Couleur du temps (LeNormand)/Il pleut, bergère

Édition du Devoir (p. 119-121).

Il pleut, bergère…


Il pleut, il pleut, bergère, cache ton beau chapeau ! Ou bien ne sors pas ! Reste au gîte. C’est le meilleur temps pour songer. As-tu un secrétaire bourré de belles lettres ? Prends-en, relis. Il n’est pas grand’chose de meilleur au monde que les émotions que l’on éveille en soi, à revenir en arrière, pas très loin, sur des sentiments délicats, subtils, tour à tour clairs ou imprécis, et qu’on aime encore soi-même, et auxquels on tient. Il pleut, il pleut, bergère. Préfères-tu quelque ami parmi les tiens ? Penses-y comme une enfant qui n’a qu’à rêver pour un jour. La terre est brumeuse. Tu ne peux rien voir de beau aujourd’hui dans le monde réel. Amuse-toi. Il fait bon pour une heure de laisser bavarder en soi son cœur fou, son cœur imaginatif, chimérique, son pauvre cœur toujours tant occupé, si débordant. Il fait bon d’aimer, bergère, il fait bon.

Quand il ne pleut pas, bergère, et quand tu es sage, tu chasses loin de toi les vaines rêveries ; tu ne laisses pas de voiles se tisser entre toi et la réalité. Tu regardes la vie comme elle est et comme tu veux la prendre ; tu gardes bien tes moutons, tu les défends, tu ne crains aucun risque, aucun péril ; seul ton devoir importe.

Mais il pleut, bergère ! Toutes les choses sont grises. Fais-toi du soleil. Suppose des bonheurs que tu n’auras peut-être jamais. Pense à des choses tendres, pense à de beaux pays. Pense à des grèves d’or et à des oiseaux blancs. Pense à des sentiers feuillus dans des montagnes vertes. Pense à des sommets atteints et à des horizons contemplés. Pense à Dieu comme à un père qui t’aime, te garde, te protège, et te conduit à travers ces merveilles qu’il t’a donné d’imaginer ou de rappeler dans ta mémoire. Et puis, mêle tes songes et tes visions aux vivants, à ceux pour qui tu vis, à ceux pour qui tu voudrais vivre. Rêve d’avenir. Rêve d’enfants blonds et roses. Rêve de grands enfants ensuite, et peut-être de grands hommes. Rêve à quand tu seras grand’mère, bergère, cela viendra. Tout arrive. Et puis rêve qu’alors tu es encore heureuse, très heureuse, parce que ta vie remplie ne t’a pas déçue, parce que tu as enrichi ton pays par l’œuvre de ton cœur, parce que tu ne mourras pas tout à fait. Avant toi, bien longtemps avant toi, bergère, ta grand’mère n’était-elle pas à son tour jeune fille ?

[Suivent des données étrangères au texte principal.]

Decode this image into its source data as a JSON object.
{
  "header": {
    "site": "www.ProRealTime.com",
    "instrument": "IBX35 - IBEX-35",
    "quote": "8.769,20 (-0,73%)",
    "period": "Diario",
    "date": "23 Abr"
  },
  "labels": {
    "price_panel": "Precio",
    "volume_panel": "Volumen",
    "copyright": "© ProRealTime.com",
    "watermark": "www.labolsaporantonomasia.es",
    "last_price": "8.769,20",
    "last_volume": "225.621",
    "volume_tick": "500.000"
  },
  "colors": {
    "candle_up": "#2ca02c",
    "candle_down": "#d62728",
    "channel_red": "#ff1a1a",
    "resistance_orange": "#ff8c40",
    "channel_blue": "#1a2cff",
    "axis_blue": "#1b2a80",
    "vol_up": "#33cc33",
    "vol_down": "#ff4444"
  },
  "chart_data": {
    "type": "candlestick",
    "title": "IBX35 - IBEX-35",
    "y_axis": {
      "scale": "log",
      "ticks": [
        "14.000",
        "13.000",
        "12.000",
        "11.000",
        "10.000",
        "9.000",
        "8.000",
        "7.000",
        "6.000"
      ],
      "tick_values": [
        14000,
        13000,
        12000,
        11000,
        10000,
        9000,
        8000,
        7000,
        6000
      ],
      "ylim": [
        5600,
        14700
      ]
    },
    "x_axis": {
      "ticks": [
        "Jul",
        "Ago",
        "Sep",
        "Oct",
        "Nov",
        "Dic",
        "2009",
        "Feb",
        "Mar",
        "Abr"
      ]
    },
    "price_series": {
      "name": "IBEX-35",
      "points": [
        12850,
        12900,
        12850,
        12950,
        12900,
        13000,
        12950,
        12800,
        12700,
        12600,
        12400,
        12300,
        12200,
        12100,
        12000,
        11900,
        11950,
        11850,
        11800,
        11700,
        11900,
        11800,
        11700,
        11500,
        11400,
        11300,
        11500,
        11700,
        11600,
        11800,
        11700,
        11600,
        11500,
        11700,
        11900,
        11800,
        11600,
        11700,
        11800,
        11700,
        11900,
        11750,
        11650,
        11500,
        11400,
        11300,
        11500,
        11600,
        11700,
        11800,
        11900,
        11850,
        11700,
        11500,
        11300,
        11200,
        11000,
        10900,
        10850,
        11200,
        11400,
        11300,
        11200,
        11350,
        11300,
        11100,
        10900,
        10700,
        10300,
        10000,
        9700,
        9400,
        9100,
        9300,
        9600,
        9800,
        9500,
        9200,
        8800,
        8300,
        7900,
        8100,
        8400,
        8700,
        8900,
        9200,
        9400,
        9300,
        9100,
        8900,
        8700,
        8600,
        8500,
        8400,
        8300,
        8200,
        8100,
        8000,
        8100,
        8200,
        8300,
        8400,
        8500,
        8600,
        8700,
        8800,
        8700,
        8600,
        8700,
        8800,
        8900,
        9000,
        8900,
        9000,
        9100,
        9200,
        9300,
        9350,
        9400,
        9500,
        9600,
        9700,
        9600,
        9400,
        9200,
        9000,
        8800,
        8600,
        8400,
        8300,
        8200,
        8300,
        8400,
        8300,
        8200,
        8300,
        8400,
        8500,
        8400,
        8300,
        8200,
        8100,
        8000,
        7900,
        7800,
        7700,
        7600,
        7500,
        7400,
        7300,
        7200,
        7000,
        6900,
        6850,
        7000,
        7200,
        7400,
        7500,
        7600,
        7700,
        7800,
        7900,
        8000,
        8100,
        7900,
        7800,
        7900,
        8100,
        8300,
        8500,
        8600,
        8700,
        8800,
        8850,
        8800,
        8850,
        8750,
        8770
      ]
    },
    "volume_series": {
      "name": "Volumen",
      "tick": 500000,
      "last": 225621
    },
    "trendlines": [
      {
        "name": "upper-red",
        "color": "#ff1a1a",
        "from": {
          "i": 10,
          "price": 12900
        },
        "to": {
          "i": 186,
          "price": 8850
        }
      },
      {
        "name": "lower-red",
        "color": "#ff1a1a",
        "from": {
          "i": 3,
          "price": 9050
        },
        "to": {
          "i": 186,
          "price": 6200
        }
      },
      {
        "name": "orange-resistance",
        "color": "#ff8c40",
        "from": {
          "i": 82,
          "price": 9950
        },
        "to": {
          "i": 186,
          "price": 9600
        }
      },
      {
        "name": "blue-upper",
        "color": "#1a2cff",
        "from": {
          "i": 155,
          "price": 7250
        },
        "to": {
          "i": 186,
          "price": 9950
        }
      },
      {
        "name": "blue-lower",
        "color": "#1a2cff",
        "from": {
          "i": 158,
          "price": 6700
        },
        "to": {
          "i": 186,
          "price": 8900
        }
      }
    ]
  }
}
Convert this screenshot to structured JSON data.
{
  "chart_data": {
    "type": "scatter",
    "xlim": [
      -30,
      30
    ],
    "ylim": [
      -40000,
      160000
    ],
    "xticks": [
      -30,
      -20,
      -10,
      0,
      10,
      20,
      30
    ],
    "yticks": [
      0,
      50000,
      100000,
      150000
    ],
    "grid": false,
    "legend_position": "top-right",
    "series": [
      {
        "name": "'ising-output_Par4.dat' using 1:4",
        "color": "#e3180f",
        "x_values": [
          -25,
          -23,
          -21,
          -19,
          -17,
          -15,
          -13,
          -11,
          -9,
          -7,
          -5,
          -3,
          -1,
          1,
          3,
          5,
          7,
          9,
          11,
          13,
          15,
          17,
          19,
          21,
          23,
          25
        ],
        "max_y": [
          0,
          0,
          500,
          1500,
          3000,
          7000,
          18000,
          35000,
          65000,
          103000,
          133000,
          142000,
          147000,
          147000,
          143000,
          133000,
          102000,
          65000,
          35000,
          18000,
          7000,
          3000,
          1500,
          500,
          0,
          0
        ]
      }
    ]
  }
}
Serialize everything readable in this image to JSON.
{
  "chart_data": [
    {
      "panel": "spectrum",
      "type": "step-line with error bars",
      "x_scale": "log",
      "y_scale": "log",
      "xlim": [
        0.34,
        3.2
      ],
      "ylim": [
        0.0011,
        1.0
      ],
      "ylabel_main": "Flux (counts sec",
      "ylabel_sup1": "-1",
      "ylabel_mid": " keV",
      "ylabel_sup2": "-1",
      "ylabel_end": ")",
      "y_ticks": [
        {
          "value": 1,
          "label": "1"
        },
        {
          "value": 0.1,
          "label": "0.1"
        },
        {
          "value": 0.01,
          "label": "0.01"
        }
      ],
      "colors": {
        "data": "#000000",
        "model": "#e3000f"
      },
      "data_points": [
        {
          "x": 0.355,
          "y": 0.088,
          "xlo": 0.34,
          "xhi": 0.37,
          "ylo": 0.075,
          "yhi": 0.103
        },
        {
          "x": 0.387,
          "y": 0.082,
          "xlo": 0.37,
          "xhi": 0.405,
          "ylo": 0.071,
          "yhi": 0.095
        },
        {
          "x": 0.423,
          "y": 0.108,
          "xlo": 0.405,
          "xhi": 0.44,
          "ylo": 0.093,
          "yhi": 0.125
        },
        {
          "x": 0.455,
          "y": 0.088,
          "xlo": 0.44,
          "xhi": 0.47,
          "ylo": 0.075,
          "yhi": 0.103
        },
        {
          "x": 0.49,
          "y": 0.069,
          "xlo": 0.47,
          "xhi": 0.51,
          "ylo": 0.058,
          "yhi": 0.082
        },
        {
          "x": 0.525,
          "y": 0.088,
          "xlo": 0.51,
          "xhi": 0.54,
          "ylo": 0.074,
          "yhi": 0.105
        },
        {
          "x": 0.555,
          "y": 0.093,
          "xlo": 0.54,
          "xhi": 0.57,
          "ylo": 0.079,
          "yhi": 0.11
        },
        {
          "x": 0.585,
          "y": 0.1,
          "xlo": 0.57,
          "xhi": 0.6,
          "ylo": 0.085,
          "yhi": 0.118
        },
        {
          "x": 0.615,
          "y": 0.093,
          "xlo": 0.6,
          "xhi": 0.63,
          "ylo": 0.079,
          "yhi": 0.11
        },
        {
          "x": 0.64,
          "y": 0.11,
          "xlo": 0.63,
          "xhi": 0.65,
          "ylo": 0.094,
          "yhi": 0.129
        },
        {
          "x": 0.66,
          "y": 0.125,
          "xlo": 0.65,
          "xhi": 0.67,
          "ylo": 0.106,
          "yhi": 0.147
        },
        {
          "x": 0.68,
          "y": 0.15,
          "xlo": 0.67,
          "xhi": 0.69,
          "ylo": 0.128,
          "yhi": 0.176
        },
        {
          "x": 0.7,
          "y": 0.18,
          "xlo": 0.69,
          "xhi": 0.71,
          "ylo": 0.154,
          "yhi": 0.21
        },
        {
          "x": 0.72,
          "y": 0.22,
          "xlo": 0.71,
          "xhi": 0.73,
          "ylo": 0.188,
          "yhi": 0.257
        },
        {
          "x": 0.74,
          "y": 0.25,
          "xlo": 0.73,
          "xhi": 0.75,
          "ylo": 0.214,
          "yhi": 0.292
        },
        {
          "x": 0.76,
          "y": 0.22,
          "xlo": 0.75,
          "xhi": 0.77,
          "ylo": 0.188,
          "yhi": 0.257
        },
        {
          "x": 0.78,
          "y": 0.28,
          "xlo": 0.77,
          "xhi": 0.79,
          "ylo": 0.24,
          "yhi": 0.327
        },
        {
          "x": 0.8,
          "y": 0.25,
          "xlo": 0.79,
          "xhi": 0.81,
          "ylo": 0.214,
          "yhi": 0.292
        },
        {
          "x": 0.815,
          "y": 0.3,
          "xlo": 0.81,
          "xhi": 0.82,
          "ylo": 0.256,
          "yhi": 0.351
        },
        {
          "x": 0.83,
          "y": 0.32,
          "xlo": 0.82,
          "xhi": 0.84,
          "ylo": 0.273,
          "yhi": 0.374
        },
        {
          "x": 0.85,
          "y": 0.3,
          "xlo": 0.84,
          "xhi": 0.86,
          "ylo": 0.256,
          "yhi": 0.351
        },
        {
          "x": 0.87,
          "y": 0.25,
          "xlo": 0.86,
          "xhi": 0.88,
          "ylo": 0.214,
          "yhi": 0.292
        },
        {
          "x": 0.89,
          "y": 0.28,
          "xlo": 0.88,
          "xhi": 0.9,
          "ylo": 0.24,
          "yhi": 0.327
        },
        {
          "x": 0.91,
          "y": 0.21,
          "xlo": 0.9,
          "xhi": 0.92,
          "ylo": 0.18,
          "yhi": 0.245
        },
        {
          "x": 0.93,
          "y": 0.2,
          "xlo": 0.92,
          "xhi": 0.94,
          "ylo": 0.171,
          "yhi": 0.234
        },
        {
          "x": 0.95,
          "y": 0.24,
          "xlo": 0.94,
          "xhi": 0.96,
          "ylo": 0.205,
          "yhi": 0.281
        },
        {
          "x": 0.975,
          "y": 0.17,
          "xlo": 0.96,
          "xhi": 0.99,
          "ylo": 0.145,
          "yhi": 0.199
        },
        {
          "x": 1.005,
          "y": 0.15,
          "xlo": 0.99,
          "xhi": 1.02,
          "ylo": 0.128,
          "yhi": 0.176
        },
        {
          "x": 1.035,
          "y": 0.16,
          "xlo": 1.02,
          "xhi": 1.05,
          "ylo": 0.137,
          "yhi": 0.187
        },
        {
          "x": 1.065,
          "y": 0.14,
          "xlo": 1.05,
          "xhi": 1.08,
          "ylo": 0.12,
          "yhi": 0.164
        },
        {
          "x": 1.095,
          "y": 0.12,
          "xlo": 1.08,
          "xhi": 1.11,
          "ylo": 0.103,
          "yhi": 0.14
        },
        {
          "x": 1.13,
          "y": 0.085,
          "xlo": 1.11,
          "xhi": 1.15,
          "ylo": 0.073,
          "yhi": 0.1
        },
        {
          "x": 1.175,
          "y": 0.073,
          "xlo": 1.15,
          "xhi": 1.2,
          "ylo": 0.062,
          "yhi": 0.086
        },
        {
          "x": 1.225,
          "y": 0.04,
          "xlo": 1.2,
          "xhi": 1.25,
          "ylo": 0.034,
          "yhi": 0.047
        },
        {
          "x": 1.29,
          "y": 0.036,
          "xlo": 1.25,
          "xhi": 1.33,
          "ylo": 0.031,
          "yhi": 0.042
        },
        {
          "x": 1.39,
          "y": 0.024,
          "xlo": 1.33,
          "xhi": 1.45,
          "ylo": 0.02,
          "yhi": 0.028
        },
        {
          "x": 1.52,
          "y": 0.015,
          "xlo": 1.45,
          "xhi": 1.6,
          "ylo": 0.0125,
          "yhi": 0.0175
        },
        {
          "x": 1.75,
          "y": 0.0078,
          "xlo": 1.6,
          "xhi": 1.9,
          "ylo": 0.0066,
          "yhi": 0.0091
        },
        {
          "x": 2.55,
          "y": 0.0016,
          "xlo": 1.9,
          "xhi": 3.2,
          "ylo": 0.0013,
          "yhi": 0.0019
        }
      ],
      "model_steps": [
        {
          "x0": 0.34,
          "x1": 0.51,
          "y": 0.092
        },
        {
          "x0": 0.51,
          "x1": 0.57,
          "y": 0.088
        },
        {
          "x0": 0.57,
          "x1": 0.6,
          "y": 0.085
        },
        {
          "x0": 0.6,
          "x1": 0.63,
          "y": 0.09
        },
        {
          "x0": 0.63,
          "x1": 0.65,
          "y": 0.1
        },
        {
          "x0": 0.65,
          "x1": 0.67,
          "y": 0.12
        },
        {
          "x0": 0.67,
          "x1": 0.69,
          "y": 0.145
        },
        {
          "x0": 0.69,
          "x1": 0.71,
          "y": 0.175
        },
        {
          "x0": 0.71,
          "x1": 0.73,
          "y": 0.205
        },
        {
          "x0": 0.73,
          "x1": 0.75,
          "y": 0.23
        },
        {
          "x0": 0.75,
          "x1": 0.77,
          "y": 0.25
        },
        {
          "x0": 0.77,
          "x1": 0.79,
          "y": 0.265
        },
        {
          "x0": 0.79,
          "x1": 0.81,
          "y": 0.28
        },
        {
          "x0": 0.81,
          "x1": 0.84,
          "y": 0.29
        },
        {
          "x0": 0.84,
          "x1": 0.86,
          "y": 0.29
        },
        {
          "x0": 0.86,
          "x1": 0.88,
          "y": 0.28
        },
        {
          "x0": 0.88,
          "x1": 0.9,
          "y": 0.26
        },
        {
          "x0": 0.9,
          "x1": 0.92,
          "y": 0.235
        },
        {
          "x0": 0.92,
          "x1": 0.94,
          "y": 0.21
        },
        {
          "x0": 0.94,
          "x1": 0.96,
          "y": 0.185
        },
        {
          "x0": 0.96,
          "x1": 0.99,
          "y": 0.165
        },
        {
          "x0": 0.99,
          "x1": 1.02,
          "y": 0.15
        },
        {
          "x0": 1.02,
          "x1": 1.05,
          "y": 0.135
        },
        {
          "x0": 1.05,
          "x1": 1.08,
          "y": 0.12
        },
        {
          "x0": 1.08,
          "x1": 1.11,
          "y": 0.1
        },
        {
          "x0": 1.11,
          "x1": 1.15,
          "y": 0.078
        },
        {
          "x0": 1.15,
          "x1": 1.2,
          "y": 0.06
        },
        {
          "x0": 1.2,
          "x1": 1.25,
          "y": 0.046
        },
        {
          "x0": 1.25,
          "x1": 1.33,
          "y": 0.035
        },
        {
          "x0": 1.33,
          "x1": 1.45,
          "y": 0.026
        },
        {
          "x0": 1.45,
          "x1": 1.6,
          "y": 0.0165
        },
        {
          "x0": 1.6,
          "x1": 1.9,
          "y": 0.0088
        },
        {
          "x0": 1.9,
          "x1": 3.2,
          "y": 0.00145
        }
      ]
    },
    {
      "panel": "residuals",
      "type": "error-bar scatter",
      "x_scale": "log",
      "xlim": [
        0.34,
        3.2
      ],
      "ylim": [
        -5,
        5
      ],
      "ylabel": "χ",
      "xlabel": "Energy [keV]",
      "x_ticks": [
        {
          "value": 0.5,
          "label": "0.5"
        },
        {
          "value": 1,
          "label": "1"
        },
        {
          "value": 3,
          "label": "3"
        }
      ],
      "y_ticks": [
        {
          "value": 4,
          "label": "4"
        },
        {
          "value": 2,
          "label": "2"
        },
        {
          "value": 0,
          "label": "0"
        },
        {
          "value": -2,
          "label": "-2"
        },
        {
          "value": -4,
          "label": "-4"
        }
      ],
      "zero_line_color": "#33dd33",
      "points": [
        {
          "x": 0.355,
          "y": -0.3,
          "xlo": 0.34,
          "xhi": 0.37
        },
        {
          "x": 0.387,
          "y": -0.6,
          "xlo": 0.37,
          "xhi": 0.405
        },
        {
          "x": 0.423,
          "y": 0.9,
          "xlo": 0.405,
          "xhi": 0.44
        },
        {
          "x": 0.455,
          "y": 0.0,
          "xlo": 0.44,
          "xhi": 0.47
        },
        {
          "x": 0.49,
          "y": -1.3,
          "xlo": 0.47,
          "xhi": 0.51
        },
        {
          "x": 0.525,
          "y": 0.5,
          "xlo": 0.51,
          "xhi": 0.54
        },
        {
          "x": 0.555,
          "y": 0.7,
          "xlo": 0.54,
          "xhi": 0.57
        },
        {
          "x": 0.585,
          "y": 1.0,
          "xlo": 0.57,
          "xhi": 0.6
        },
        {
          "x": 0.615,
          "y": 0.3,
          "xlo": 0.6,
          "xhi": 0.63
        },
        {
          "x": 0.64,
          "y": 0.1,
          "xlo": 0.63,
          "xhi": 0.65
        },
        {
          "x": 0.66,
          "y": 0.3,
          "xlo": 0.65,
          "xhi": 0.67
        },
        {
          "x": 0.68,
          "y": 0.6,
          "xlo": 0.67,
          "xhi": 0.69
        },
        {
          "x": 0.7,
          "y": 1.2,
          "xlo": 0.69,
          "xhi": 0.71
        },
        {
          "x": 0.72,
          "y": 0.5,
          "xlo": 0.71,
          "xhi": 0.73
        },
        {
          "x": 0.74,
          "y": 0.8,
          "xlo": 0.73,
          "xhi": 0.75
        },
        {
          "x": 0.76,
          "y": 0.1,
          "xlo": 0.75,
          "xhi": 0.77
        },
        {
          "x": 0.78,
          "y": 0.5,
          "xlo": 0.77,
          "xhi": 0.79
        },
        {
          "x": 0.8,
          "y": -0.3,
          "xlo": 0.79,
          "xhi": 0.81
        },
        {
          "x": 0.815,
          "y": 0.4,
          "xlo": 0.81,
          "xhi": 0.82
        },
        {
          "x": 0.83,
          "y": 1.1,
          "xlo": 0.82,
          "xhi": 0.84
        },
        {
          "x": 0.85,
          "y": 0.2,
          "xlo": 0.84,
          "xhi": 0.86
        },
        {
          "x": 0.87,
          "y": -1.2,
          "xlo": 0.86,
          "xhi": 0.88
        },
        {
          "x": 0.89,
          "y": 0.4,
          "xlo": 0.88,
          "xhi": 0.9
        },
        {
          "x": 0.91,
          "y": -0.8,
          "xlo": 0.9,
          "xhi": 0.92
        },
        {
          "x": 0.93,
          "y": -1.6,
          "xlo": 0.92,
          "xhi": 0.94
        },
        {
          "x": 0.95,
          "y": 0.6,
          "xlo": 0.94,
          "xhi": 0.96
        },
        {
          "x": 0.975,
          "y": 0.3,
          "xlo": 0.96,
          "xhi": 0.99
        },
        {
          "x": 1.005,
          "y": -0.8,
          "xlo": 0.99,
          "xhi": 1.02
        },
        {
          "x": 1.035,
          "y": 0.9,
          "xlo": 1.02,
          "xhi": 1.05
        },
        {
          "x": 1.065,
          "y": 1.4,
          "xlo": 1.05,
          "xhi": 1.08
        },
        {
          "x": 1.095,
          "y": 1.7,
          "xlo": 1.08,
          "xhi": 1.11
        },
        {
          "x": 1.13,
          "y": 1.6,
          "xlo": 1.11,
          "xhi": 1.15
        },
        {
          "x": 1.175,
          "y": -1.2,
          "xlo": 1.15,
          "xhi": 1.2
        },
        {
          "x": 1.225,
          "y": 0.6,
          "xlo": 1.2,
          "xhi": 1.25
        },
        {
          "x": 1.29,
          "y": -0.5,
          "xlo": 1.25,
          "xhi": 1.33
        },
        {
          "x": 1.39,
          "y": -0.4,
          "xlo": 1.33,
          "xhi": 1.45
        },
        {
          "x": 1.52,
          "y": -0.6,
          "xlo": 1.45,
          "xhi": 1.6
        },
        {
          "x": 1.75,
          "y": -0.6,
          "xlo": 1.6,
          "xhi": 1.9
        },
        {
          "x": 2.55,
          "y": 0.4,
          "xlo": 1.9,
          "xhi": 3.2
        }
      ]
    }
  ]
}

Il pleut, bergère, il pleut ! Mais rien n’est triste, tu sais. Rien. Tu es faite pour l’éternité. Rien n’est triste, pas même les plus navrantes épreuves. On les tourne du côté du soleil. Il les éclaire. On voit qu’elles contiennent des leçons. Elles nous font, bien observées et bien acceptées, comprendre tant de choses, qu’il est impossible de déplorer qu’elles nous aient touchées. C’est ainsi, bergère, la vie ! Aime-la. Tu fais bien. Il pleut, mais tu es rentrée et tu es contente. Tu as chaud. Tu as tes rêves. Tu as des sentiments. Tu as de l’espérance et tu sens en tes veines la vie qui court, qui t’anime. Tu sens ton âme immortelle. Tu sens ta force. Et rien que dans ton cœur, rien que dans tes souvenirs, rien que dans ton présent, que de paysages, de nuances, de merveilleuses impressions s’agitent, miroitent, dorent ta songerie.

Bergère, sous la pluie, même sous le plus triste des temps, ne trouves-tu pas qu’on peut découvrir en soi des rayons lumineux ? Il pleut, il pleut, bergère, mais qu’importe. La joie est surnaturelle, la joie ne sort pas toujours des choses. On peut l’appeler et elle vient en son cœur.